Now, to be sure, capital markets are flexible animals, as we've said before.
And prices are themselves incentives. As they increase, they'll likely
encourage a couple complementary actions: Consumers likely decrease
their consumption of increasingly expensive goods some and find
substitutes to the extent they can, and additional suppliers likely
begin producing corn, beef, pork, etc. as they're attracted by the
possibility of bigger profits from higher prices.
But that doesn't diminish the silliness of the ethanol mandate in the
first place—without which it's entirely possible all the shuffling just
described would be relatively less necessary (though there'd no doubt
still be some shifting due to the drought's effects alone).
The reality is, no matter the attractiveness of the end goal—in this
case, ostensibly increasing America's "energy independence" by
encouraging alternative energy development—if it's not economically viable
without government propping up, it's far more likely to create perverse
incentives and/or unintended consequences that do more harm than good.
Maybe not immediately—we're five years out from the Energy Independence
and Security Act's passage—but certainly at some point.
A far better alternative, in our view, would be allowing the free
market to determine whether, when, who, in what quantities, etc. to
produce alternative energy.

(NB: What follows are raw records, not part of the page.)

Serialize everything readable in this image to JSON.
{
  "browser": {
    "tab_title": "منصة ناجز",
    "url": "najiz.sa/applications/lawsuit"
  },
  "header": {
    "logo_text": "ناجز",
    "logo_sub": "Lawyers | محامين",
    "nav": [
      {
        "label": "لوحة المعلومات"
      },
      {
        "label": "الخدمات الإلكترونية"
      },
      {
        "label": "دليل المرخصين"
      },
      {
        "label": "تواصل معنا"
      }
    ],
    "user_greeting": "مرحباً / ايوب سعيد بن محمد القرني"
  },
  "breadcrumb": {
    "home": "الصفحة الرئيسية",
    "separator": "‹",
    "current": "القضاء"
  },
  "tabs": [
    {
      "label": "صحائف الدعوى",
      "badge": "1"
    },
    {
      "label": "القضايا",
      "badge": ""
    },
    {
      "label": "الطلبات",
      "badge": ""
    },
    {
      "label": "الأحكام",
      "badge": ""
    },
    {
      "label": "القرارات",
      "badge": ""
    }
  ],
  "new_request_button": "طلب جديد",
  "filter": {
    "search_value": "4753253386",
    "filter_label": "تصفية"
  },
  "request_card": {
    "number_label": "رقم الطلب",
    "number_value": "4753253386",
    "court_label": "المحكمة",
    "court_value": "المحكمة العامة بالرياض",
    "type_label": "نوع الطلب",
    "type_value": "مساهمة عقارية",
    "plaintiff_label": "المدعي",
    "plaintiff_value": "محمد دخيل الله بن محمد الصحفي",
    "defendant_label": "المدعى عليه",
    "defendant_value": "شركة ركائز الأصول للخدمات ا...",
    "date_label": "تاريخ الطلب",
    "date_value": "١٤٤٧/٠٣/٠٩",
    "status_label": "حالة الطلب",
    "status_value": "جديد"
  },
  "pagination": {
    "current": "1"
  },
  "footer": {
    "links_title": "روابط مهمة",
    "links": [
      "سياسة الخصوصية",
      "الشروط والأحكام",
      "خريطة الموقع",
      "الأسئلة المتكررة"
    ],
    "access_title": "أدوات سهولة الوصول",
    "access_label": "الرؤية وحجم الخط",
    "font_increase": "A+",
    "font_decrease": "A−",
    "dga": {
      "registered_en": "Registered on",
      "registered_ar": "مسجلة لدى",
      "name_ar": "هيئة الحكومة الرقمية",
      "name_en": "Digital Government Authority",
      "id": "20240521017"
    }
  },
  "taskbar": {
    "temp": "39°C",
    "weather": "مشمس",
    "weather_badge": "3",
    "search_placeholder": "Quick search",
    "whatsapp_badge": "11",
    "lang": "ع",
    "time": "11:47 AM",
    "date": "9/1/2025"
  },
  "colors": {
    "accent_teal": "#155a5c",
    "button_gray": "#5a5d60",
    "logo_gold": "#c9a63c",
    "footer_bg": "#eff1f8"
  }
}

How does it do that? Through its own
incentives—namely, through prices and profit potential. And through
millions of choices made by billions of consumers over time, all of whom
are pursuing their own (usually) rational self-interest. As new
technologies surface, folks will undoubtedly capitalize on them. And
when the time's right, economies will shift to those technologies,
capturing whatever benefits are to be had—increased efficiency,
decreased costs, etc. But until such time, attempting to force change
through "incentives" likely yields poor results. A lesson of which it
unfortunately seems our politicians need continual reminding.